Le type «fantôme solitaire»

Ce type fantôme hante les murs de la bibliothèque à temps plein. Tous les jours de la semaine, il apparaît dès l’ouverture et quitte gentiment lorsque vient l’heure de la fermeture, sans fracas ni bruit de chaînes . Il est là, il erre un peu désabusé, laisse passer le temps dans un coin en roupillant un brin parfois. Il passe presqu’inaperçu et se fait toujours des plus discret. On le remarque par la fluidité de sa démarche silencieuse, et son besoin (et oui les fantômes ont aussi de mauvaises habitudes) d’aller «prendre l’air» en fumant sa cigarette à toutes les trente minutes. Et après trois heures d’errance, il finit par se manifester à nous en demandant tout doucement, chaque jour: «Scusez! avez-vous l’heure?» Comme s’il en doutait encore… et nous remercie chaque fois de façon bien polie.

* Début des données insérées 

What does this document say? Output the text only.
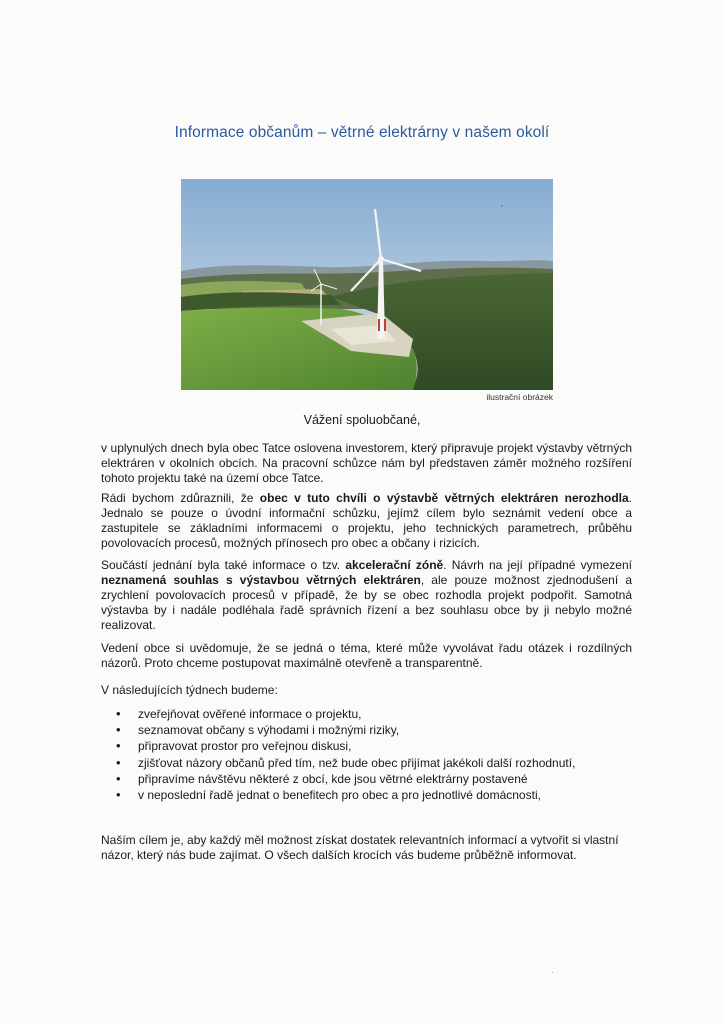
Informace občanům – větrné elektrárny v našem okolí
ilustrační obrázek
Vážení spoluobčané,

v uplynulých dnech byla obec Tatce oslovena investorem, který připravuje projekt výstavby větrných elektráren v okolních obcích. Na pracovní schůzce nám byl představen záměr možného rozšíření tohoto projektu také na území obce Tatce.

Rádi bychom zdůraznili, že obec v tuto chvíli o výstavbě větrných elektráren nerozhodla. Jednalo se pouze o úvodní informační schůzku, jejímž cílem bylo seznámit vedení obce a zastupitele se základními informacemi o projektu, jeho technických parametrech, průběhu povolovacích procesů, možných přínosech pro obec a občany i rizicích.

Součástí jednání byla také informace o tzv. akcelerační zóně. Návrh na její případné vymezení neznamená souhlas s výstavbou větrných elektráren, ale pouze možnost zjednodušení a zrychlení povolovacích procesů v případě, že by se obec rozhodla projekt podpořit. Samotná výstavba by i nadále podléhala řadě správních řízení a bez souhlasu obce by ji nebylo možné realizovat.

Vedení obce si uvědomuje, že se jedná o téma, které může vyvolávat řadu otázek i rozdílných názorů. Proto chceme postupovat maximálně otevřeně a transparentně.

V následujících týdnech budeme:

• zveřejňovat ověřené informace o projektu,
• seznamovat občany s výhodami i možnými riziky,
• připravovat prostor pro veřejnou diskusi,
• zjišťovat názory občanů před tím, než bude obec přijímat jakékoli další rozhodnutí,
• připravíme návštěvu některé z obcí, kde jsou větrné elektrárny postavené
• v neposlední řadě jednat o benefitech pro obec a pro jednotlivé domácnosti,

Naším cílem je, aby každý měl možnost získat dostatek relevantních informací a vytvořit si vlastní názor, který nás bude zajímat. O všech dalších krocích vás budeme průběžně informovat.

Rare sont les fois où il ouvre un livre;  si l’envie de faire quelque chose lui vient, il jettera son dévolu sur un poste informatique. De nature plutôt lunatique, il sera surpris d’entendre la musique qui annonce l’imminente fermeture de l’établissement. Il ne ferait pas de mal à une mouche… il semble doux comme un agneau, mais il vagabonde, là, comme dans la vie sans doute, car il est de tendance très solitaire. Trop solitaire. Y a-t-il quelqu’un pour lui rappeler qu’il n’est pas vraiment un fantôme?